Intuitively, one would think the reasons for the pain should be visible on X-rays and MRIs and be fixable with surgery. In young people with hip pain, having bone bumps on the ball or socket of the hip joint has been suggested as a cause of mechanical blockage and pain. Recent research shows two out of three athletes have bone bumps on X-rays, regardless of whether they have pain or not. It seems that it is the rotational movements required in impact sports – including tennis – that causes the development of the bone bumps. This probably happens during the period of rapid growth (ages 11 to 16 years-old) when adolescents are participating in youth sports.
How common are hip problems?
Many athletes suffer from hip problems, especially in high-impact sports such as football, ice hockey and martial arts. And just like Murray, for many athletes, the hip pain can put an end to their sporting career – despite trying numerous treatments, including surgery.
Around 20% of all injuries in football are related to hip and groin pain, and it has been suggested that about half of all footballers will have experienced hip and groin pain sometime during any one season.
In ice hockey, hip and groin injuries account for around 10% of all injuries – and men are 30% more likely to have a hip or groin injury than women.
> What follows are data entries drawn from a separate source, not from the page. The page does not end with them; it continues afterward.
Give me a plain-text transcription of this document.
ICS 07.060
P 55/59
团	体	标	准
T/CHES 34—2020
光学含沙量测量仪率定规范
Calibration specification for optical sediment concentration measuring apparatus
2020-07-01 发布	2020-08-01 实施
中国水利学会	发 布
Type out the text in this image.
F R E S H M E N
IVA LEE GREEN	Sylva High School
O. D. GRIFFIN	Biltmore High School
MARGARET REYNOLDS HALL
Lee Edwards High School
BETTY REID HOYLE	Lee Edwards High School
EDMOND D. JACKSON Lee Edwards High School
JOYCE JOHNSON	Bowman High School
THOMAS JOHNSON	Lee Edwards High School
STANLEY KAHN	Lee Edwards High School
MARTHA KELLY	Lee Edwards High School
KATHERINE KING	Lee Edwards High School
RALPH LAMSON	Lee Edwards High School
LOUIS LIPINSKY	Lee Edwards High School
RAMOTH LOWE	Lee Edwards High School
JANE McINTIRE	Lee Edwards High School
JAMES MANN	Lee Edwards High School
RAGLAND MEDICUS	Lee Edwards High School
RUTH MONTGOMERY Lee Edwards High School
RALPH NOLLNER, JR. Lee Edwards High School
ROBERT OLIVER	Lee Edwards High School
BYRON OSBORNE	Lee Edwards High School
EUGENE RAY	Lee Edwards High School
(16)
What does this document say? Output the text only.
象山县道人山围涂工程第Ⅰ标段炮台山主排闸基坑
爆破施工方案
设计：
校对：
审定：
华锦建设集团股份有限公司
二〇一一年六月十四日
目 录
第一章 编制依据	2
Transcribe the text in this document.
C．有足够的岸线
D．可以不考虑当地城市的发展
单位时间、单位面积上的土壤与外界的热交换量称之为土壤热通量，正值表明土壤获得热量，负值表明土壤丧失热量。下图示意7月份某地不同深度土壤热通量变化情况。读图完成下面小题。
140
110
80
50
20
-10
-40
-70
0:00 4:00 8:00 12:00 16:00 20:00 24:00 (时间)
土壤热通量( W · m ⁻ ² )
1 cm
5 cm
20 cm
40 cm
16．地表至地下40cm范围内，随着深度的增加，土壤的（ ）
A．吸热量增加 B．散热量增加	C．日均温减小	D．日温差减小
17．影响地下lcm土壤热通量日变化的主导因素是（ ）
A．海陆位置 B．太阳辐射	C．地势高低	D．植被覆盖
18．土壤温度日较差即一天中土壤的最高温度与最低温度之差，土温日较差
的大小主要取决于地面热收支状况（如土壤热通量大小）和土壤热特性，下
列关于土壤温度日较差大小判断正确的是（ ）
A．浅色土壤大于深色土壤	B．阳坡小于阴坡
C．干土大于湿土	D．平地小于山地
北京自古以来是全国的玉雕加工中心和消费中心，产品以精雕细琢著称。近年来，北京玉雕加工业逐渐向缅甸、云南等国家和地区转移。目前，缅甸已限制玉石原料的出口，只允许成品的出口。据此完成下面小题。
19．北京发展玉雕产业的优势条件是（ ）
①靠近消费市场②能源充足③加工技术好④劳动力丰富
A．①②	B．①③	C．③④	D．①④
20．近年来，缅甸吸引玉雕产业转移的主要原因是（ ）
What are the treatment options?
For younger athletes and older adults, age-appropriate exercise is recommended. In people with hip pain and bone bumps seen on X-rays, the best effects seem to be found in exercise programmes that focus on strengthening for the hips and trunk, as well as balance and control during movements.
It is also normal for patients to still have some pain when they exercise – but this should not stop them from exercising, as long as the pain is acceptable.
Surgery can also be used – most commonly shaving and cutting is done to change the form of the ball or the socket of the hip joint. This procedure is done to address the bony bumps and the impingement they may cause.
A recent study looked at people with hip pain and bone bumps, following those who fell under the care of an orthopaedic surgeon and had surgery compared to those who met with a physiotherapist and underwent a personalised hip therapy program.
After one year, it was found that neither treatment was very good. People in the surgery group improved by around 20%, and those in the physiotherapy group by 14%. But the cost of the surgical treatment was ten times more than the physiotherapy treatment. And side effects were more common and severe for those having surgery.
What is hip resurfacing?
In older people with severe painful hip osteoarthritis, replacing the ball and the socket of the hip joint with metal and plastic (total hip replacement) is a good treatment option. After this procedure, nine out of 10 patients report partial or complete pain relief.
But because the metal and plastic is exposed to wear, the hip prosthesis may loosen and about one out of 20 patients will have to get a new hip joint prosthesis within the first 10 years. Having to operate again is often associated with a worse outcome compared to the first surgery and is also more common in younger more active people.
Hip resurfacing – which is what Murray is considering – has been put forward as an alternative surgery in young and active men. During hip resurfacing the ball of the hip joint is kept and covered in another material, most commonly metal.
The use of resurfacing is very controversial. The first studies where small groups of well selected people were followed showed promising results, but more recent studies comparing hip resurfacing to total joint replacement actually show no difference in results between the two treatments.
What should Murray do?
Obviously only Murray himself can decide what’s right for him. As he’s said in recent interviews, the option of another surgery is still available to him. He has also spoken about taking four months off to rest and then try and take part in Wimbledon. And while it may sound counter-intuitive, stopping all physical activity due to the pain is probably the worst thing he could do.
It is well known that exercise relieves pain in people osteoarthritis and probably also in younger people with pain and bone bumps – but the exercise has to be varied and properly dosed.
Of course, for most people the problem is doing too little exercise, but the problem for Murray is that he has been doing too much, in a repeated manner, for too long.